Murillo configuró un tipo de sensibilidad que anticiparía la pintura del siglo XVIII, y su estilo influyó en la Escuela sevillana incluso durante el XIX; lo conocemos por escenas populares con niños pobres jugando o comiendo, y por sus hermosas vírgenes y ángeles que apelaron con dulzura a la devoción popular e ilustraron la doctrina de la Iglesia de la Contrarreforma. Un buen ejemplo es Ecce Homo, «He aquí al hombre», que guarda similitudes compositivas con el que se exhibe en el Museo del Prado, del mismo autor, y que forma pareja con una Dolorosa que, al igual que en este lienzo, muestra la figura de Cristo coronado de espinas y con el torso envuelto en un manto rojo anudado a la altura del pecho.
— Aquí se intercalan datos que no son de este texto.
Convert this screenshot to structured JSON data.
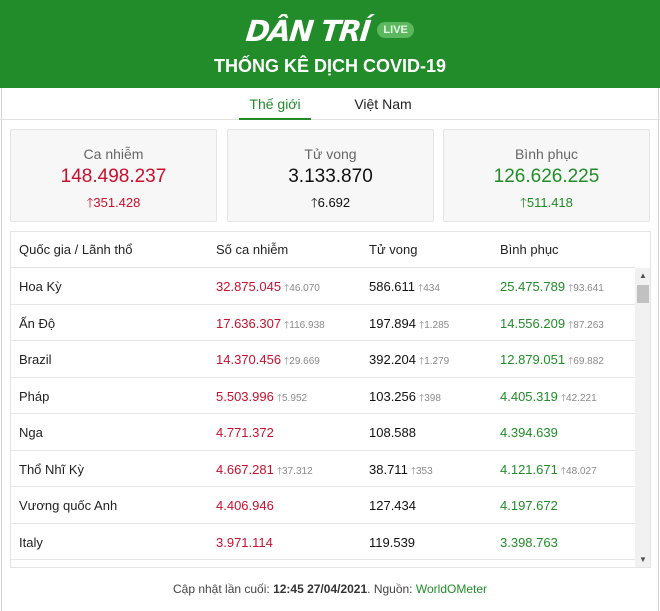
{
  "header": {
    "logo": "DÂN TRÍ",
    "live_badge": "LIVE",
    "title": "THỐNG KÊ DỊCH COVID-19"
  },
  "tabs": [
    {
      "label": "Thế giới",
      "active": true
    },
    {
      "label": "Việt Nam",
      "active": false
    }
  ],
  "summary": {
    "cases": {
      "label": "Ca nhiễm",
      "value": "148.498.237",
      "delta": "351.428"
    },
    "deaths": {
      "label": "Tử vong",
      "value": "3.133.870",
      "delta": "6.692"
    },
    "recovered": {
      "label": "Bình phục",
      "value": "126.626.225",
      "delta": "511.418"
    }
  },
  "table": {
    "headers": [
      "Quốc gia / Lãnh thổ",
      "Số ca nhiễm",
      "Tử vong",
      "Bình phục"
    ],
    "rows": [
      {
        "country": "Hoa Kỳ",
        "cases": "32.875.045",
        "cases_delta": "46.070",
        "deaths": "586.611",
        "deaths_delta": "434",
        "recovered": "25.475.789",
        "recovered_delta": "93.641"
      },
      {
        "country": "Ấn Độ",
        "cases": "17.636.307",
        "cases_delta": "116.938",
        "deaths": "197.894",
        "deaths_delta": "1.285",
        "recovered": "14.556.209",
        "recovered_delta": "87.263"
      },
      {
        "country": "Brazil",
        "cases": "14.370.456",
        "cases_delta": "29.669",
        "deaths": "392.204",
        "deaths_delta": "1.279",
        "recovered": "12.879.051",
        "recovered_delta": "69.882"
      },
      {
        "country": "Pháp",
        "cases": "5.503.996",
        "cases_delta": "5.952",
        "deaths": "103.256",
        "deaths_delta": "398",
        "recovered": "4.405.319",
        "recovered_delta": "42.221"
      },
      {
        "country": "Nga",
        "cases": "4.771.372",
        "cases_delta": "",
        "deaths": "108.588",
        "deaths_delta": "",
        "recovered": "4.394.639",
        "recovered_delta": ""
      },
      {
        "country": "Thổ Nhĩ Kỳ",
        "cases": "4.667.281",
        "cases_delta": "37.312",
        "deaths": "38.711",
        "deaths_delta": "353",
        "recovered": "4.121.671",
        "recovered_delta": "48.027"
      },
      {
        "country": "Vương quốc Anh",
        "cases": "4.406.946",
        "cases_delta": "",
        "deaths": "127.434",
        "deaths_delta": "",
        "recovered": "4.197.672",
        "recovered_delta": ""
      },
      {
        "country": "Italy",
        "cases": "3.971.114",
        "cases_delta": "",
        "deaths": "119.539",
        "deaths_delta": "",
        "recovered": "3.398.763",
        "recovered_delta": ""
      }
    ]
  },
  "footer": {
    "prefix": "Cập nhật lần cuối:",
    "time": "12:45 27/04/2021",
    "source_label": ". Nguồn:",
    "source": "WorldOMeter"
  },
  "colors": {
    "brand_green": "#218c29",
    "cases_red": "#c8102e"
  },
  "icons": {
    "delta": "arrow-up-icon",
    "scroll_up": "scroll-up-arrow-icon",
    "scroll_down": "scroll-down-arrow-icon"
  }
}
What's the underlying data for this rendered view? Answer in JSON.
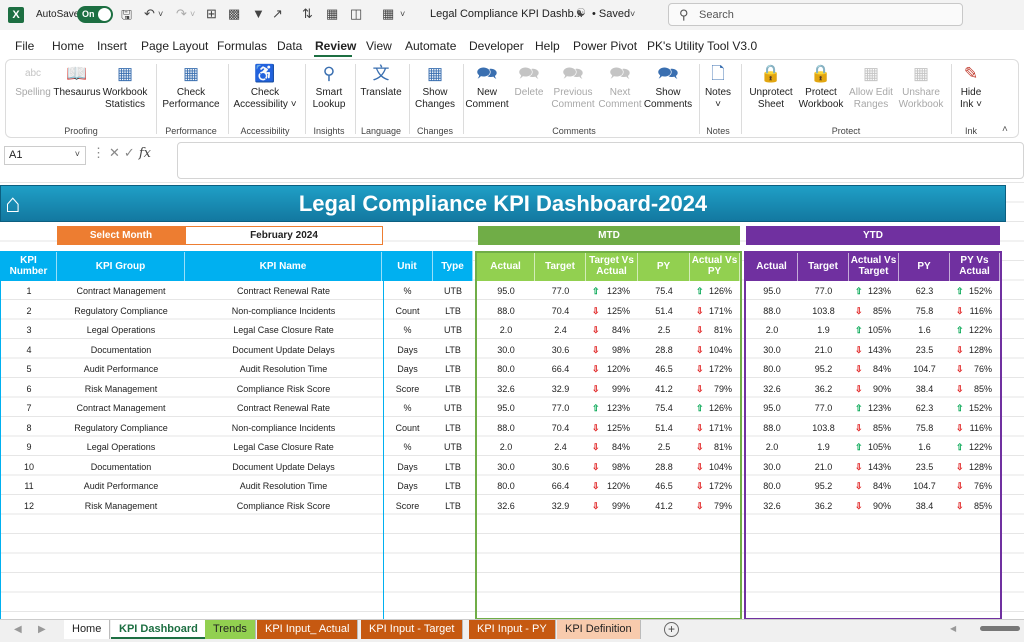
{
  "titlebar": {
    "autosave_label": "AutoSave",
    "toggle_label": "On",
    "doc_title": "Legal Compliance KPI Dashb...",
    "save_state": "• Saved",
    "search_placeholder": "Search"
  },
  "menu": [
    "File",
    "Home",
    "Insert",
    "Page Layout",
    "Formulas",
    "Data",
    "Review",
    "View",
    "Automate",
    "Developer",
    "Help",
    "Power Pivot",
    "PK's Utility Tool V3.0"
  ],
  "active_menu": "Review",
  "ribbon": {
    "spelling": "Spelling",
    "thesaurus": "Thesaurus",
    "workbook_statistics_1": "Workbook",
    "workbook_statistics_2": "Statistics",
    "proofing": "Proofing",
    "check_performance_1": "Check",
    "check_performance_2": "Performance",
    "performance": "Performance",
    "check_accessibility_1": "Check",
    "check_accessibility_2": "Accessibility ˅",
    "accessibility": "Accessibility",
    "smart_lookup_1": "Smart",
    "smart_lookup_2": "Lookup",
    "insights": "Insights",
    "translate": "Translate",
    "language": "Language",
    "show_changes_1": "Show",
    "show_changes_2": "Changes",
    "changes": "Changes",
    "new_comment_1": "New",
    "new_comment_2": "Comment",
    "delete": "Delete",
    "previous_comment_1": "Previous",
    "previous_comment_2": "Comment",
    "next_comment_1": "Next",
    "next_comment_2": "Comment",
    "show_comments_1": "Show",
    "show_comments_2": "Comments",
    "comments": "Comments",
    "notes_btn": "Notes",
    "notes_chev": "˅",
    "notes": "Notes",
    "unprotect_sheet_1": "Unprotect",
    "unprotect_sheet_2": "Sheet",
    "protect_workbook_1": "Protect",
    "protect_workbook_2": "Workbook",
    "allow_edit_ranges_1": "Allow Edit",
    "allow_edit_ranges_2": "Ranges",
    "unshare_workbook_1": "Unshare",
    "unshare_workbook_2": "Workbook",
    "protect": "Protect",
    "hide_ink_1": "Hide",
    "hide_ink_2": "Ink ˅",
    "ink": "Ink"
  },
  "formula_bar": {
    "name_box": "A1",
    "fx": "fx"
  },
  "dashboard": {
    "title": "Legal Compliance KPI Dashboard-2024",
    "select_month_label": "Select Month",
    "select_month_value": "February 2024",
    "mtd_label": "MTD",
    "ytd_label": "YTD",
    "headers_left": [
      "KPI Number",
      "KPI Group",
      "KPI Name",
      "Unit",
      "Type"
    ],
    "headers_mtd": [
      "Actual",
      "Target",
      "Target Vs Actual",
      "PY",
      "Actual Vs PY"
    ],
    "headers_ytd": [
      "Actual",
      "Target",
      "Actual Vs Target",
      "PY",
      "PY Vs Actual"
    ],
    "rows": [
      {
        "num": "1",
        "group": "Contract Management",
        "name": "Contract Renewal Rate",
        "unit": "%",
        "type": "UTB",
        "m_act": "95.0",
        "m_tgt": "77.0",
        "m_tva_dir": "up",
        "m_tva": "123%",
        "m_py": "75.4",
        "m_avp_dir": "up",
        "m_avp": "126%",
        "y_act": "95.0",
        "y_tgt": "77.0",
        "y_avt_dir": "up",
        "y_avt": "123%",
        "y_py": "62.3",
        "y_pva_dir": "up",
        "y_pva": "152%"
      },
      {
        "num": "2",
        "group": "Regulatory Compliance",
        "name": "Non-compliance Incidents",
        "unit": "Count",
        "type": "LTB",
        "m_act": "88.0",
        "m_tgt": "70.4",
        "m_tva_dir": "down",
        "m_tva": "125%",
        "m_py": "51.4",
        "m_avp_dir": "down",
        "m_avp": "171%",
        "y_act": "88.0",
        "y_tgt": "103.8",
        "y_avt_dir": "down",
        "y_avt": "85%",
        "y_py": "75.8",
        "y_pva_dir": "down",
        "y_pva": "116%"
      },
      {
        "num": "3",
        "group": "Legal Operations",
        "name": "Legal Case Closure Rate",
        "unit": "%",
        "type": "UTB",
        "m_act": "2.0",
        "m_tgt": "2.4",
        "m_tva_dir": "down",
        "m_tva": "84%",
        "m_py": "2.5",
        "m_avp_dir": "down",
        "m_avp": "81%",
        "y_act": "2.0",
        "y_tgt": "1.9",
        "y_avt_dir": "up",
        "y_avt": "105%",
        "y_py": "1.6",
        "y_pva_dir": "up",
        "y_pva": "122%"
      },
      {
        "num": "4",
        "group": "Documentation",
        "name": "Document Update Delays",
        "unit": "Days",
        "type": "LTB",
        "m_act": "30.0",
        "m_tgt": "30.6",
        "m_tva_dir": "down",
        "m_tva": "98%",
        "m_py": "28.8",
        "m_avp_dir": "down",
        "m_avp": "104%",
        "y_act": "30.0",
        "y_tgt": "21.0",
        "y_avt_dir": "down",
        "y_avt": "143%",
        "y_py": "23.5",
        "y_pva_dir": "down",
        "y_pva": "128%"
      },
      {
        "num": "5",
        "group": "Audit Performance",
        "name": "Audit Resolution Time",
        "unit": "Days",
        "type": "LTB",
        "m_act": "80.0",
        "m_tgt": "66.4",
        "m_tva_dir": "down",
        "m_tva": "120%",
        "m_py": "46.5",
        "m_avp_dir": "down",
        "m_avp": "172%",
        "y_act": "80.0",
        "y_tgt": "95.2",
        "y_avt_dir": "down",
        "y_avt": "84%",
        "y_py": "104.7",
        "y_pva_dir": "down",
        "y_pva": "76%"
      },
      {
        "num": "6",
        "group": "Risk Management",
        "name": "Compliance Risk Score",
        "unit": "Score",
        "type": "LTB",
        "m_act": "32.6",
        "m_tgt": "32.9",
        "m_tva_dir": "down",
        "m_tva": "99%",
        "m_py": "41.2",
        "m_avp_dir": "down",
        "m_avp": "79%",
        "y_act": "32.6",
        "y_tgt": "36.2",
        "y_avt_dir": "down",
        "y_avt": "90%",
        "y_py": "38.4",
        "y_pva_dir": "down",
        "y_pva": "85%"
      },
      {
        "num": "7",
        "group": "Contract Management",
        "name": "Contract Renewal Rate",
        "unit": "%",
        "type": "UTB",
        "m_act": "95.0",
        "m_tgt": "77.0",
        "m_tva_dir": "up",
        "m_tva": "123%",
        "m_py": "75.4",
        "m_avp_dir": "up",
        "m_avp": "126%",
        "y_act": "95.0",
        "y_tgt": "77.0",
        "y_avt_dir": "up",
        "y_avt": "123%",
        "y_py": "62.3",
        "y_pva_dir": "up",
        "y_pva": "152%"
      },
      {
        "num": "8",
        "group": "Regulatory Compliance",
        "name": "Non-compliance Incidents",
        "unit": "Count",
        "type": "LTB",
        "m_act": "88.0",
        "m_tgt": "70.4",
        "m_tva_dir": "down",
        "m_tva": "125%",
        "m_py": "51.4",
        "m_avp_dir": "down",
        "m_avp": "171%",
        "y_act": "88.0",
        "y_tgt": "103.8",
        "y_avt_dir": "down",
        "y_avt": "85%",
        "y_py": "75.8",
        "y_pva_dir": "down",
        "y_pva": "116%"
      },
      {
        "num": "9",
        "group": "Legal Operations",
        "name": "Legal Case Closure Rate",
        "unit": "%",
        "type": "UTB",
        "m_act": "2.0",
        "m_tgt": "2.4",
        "m_tva_dir": "down",
        "m_tva": "84%",
        "m_py": "2.5",
        "m_avp_dir": "down",
        "m_avp": "81%",
        "y_act": "2.0",
        "y_tgt": "1.9",
        "y_avt_dir": "up",
        "y_avt": "105%",
        "y_py": "1.6",
        "y_pva_dir": "up",
        "y_pva": "122%"
      },
      {
        "num": "10",
        "group": "Documentation",
        "name": "Document Update Delays",
        "unit": "Days",
        "type": "LTB",
        "m_act": "30.0",
        "m_tgt": "30.6",
        "m_tva_dir": "down",
        "m_tva": "98%",
        "m_py": "28.8",
        "m_avp_dir": "down",
        "m_avp": "104%",
        "y_act": "30.0",
        "y_tgt": "21.0",
        "y_avt_dir": "down",
        "y_avt": "143%",
        "y_py": "23.5",
        "y_pva_dir": "down",
        "y_pva": "128%"
      },
      {
        "num": "11",
        "group": "Audit Performance",
        "name": "Audit Resolution Time",
        "unit": "Days",
        "type": "LTB",
        "m_act": "80.0",
        "m_tgt": "66.4",
        "m_tva_dir": "down",
        "m_tva": "120%",
        "m_py": "46.5",
        "m_avp_dir": "down",
        "m_avp": "172%",
        "y_act": "80.0",
        "y_tgt": "95.2",
        "y_avt_dir": "down",
        "y_avt": "84%",
        "y_py": "104.7",
        "y_pva_dir": "down",
        "y_pva": "76%"
      },
      {
        "num": "12",
        "group": "Risk Management",
        "name": "Compliance Risk Score",
        "unit": "Score",
        "type": "LTB",
        "m_act": "32.6",
        "m_tgt": "32.9",
        "m_tva_dir": "down",
        "m_tva": "99%",
        "m_py": "41.2",
        "m_avp_dir": "down",
        "m_avp": "79%",
        "y_act": "32.6",
        "y_tgt": "36.2",
        "y_avt_dir": "down",
        "y_avt": "90%",
        "y_py": "38.4",
        "y_pva_dir": "down",
        "y_pva": "85%"
      }
    ]
  },
  "sheet_tabs": [
    {
      "label": "Home",
      "bg": "#ffffff",
      "fg": "#222222"
    },
    {
      "label": "KPI Dashboard",
      "bg": "#ffffff",
      "fg": "#1d6f42",
      "active": true
    },
    {
      "label": "Trends",
      "bg": "#92d050",
      "fg": "#222222"
    },
    {
      "label": "KPI Input_ Actual",
      "bg": "#c65911",
      "fg": "#ffffff"
    },
    {
      "label": "KPI Input - Target",
      "bg": "#c65911",
      "fg": "#ffffff"
    },
    {
      "label": "KPI Input - PY",
      "bg": "#c65911",
      "fg": "#ffffff"
    },
    {
      "label": "KPI Definition",
      "bg": "#f8cbad",
      "fg": "#222222"
    }
  ],
  "colors": {
    "header_blue": "#00b0f0",
    "mtd_green": "#70ad47",
    "ytd_purple": "#7030a0",
    "title_teal": "#1f9fc6",
    "arrow_up": "#00a651",
    "arrow_down": "#e02020"
  }
}
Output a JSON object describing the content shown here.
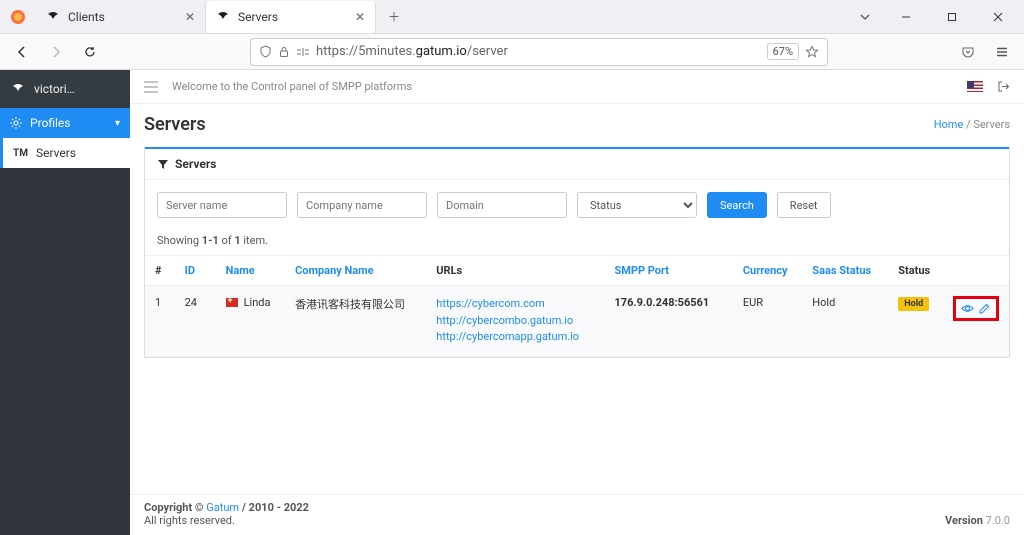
{
  "browser": {
    "tabs": [
      {
        "title": "Clients",
        "active": false
      },
      {
        "title": "Servers",
        "active": true
      }
    ],
    "url_prefix": "https://5minutes.",
    "url_domain": "gatum.io",
    "url_path": "/server",
    "zoom": "67%"
  },
  "sidebar": {
    "user": "victori…",
    "items": [
      {
        "label": "Profiles"
      },
      {
        "prefix": "TM",
        "label": "Servers"
      }
    ]
  },
  "mainbar": {
    "welcome": "Welcome to the Control panel of SMPP platforms"
  },
  "header": {
    "title": "Servers",
    "breadcrumb_home": "Home",
    "breadcrumb_current": "Servers"
  },
  "panel": {
    "title": "Servers",
    "filters": {
      "server_ph": "Server name",
      "company_ph": "Company name",
      "domain_ph": "Domain",
      "status_label": "Status",
      "search": "Search",
      "reset": "Reset"
    },
    "showing": {
      "pre": "Showing ",
      "range": "1-1",
      "mid": " of ",
      "total": "1",
      "post": " item."
    },
    "columns": {
      "num": "#",
      "id": "ID",
      "name": "Name",
      "company": "Company Name",
      "urls": "URLs",
      "smpp": "SMPP Port",
      "currency": "Currency",
      "saas": "Saas Status",
      "status": "Status"
    },
    "rows": [
      {
        "num": "1",
        "id": "24",
        "name": "Linda",
        "company": "香港讯客科技有限公司",
        "urls": [
          "https://cybercom.com",
          "http://cybercombo.gatum.io",
          "http://cybercomapp.gatum.io"
        ],
        "smpp": "176.9.0.248:56561",
        "currency": "EUR",
        "saas": "Hold",
        "status": "Hold"
      }
    ]
  },
  "footer": {
    "copyright_pre": "Copyright © ",
    "brand": "Gatum",
    "copyright_post": " / 2010 - 2022",
    "rights": "All rights reserved.",
    "version_label": "Version ",
    "version": "7.0.0"
  }
}
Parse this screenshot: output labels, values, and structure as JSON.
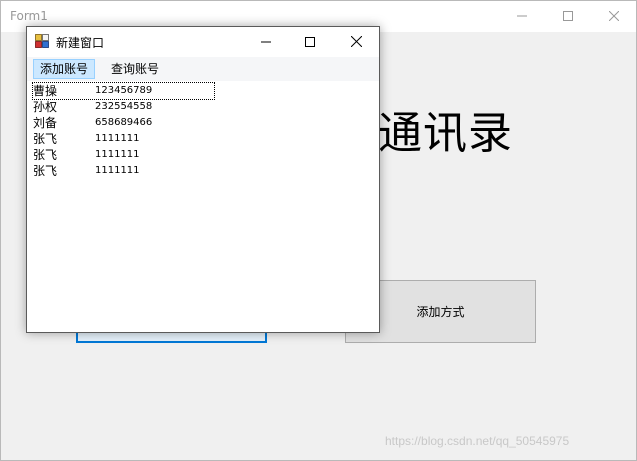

Del tiempo en que está datada la obra de Museo Soumaya, el autor realizó una importante serie para el convento de los capuchinos sevillanos, entre 1665 y 1669: varios lienzos del retablo mayor, los retablos de las capillas colaterales, y la Inmaculada del coro. En su mayoría hoy conservadas en el Museo de Arte de Sevilla, apuntó el estudioso Pérez Sánchez, constituyen un conjunto deslumbrante de figuras de santos, de gran nobleza y, a la vez, de una delicada humanidad.
El Cristo de la colección mexicana da cuenta de serenidad a pesar del martirio. Para Enrique Valdivieso, con esta imagen Murillo creó un prototipo iconográfico: la presencia humilde y conmovedora del Hijo de Dios. La obra, delicada e íntima, constituye un hito por la pincelada suave y vaporosa con la que Murillo creó arquetipos de pintura religiosa que nos conmueven.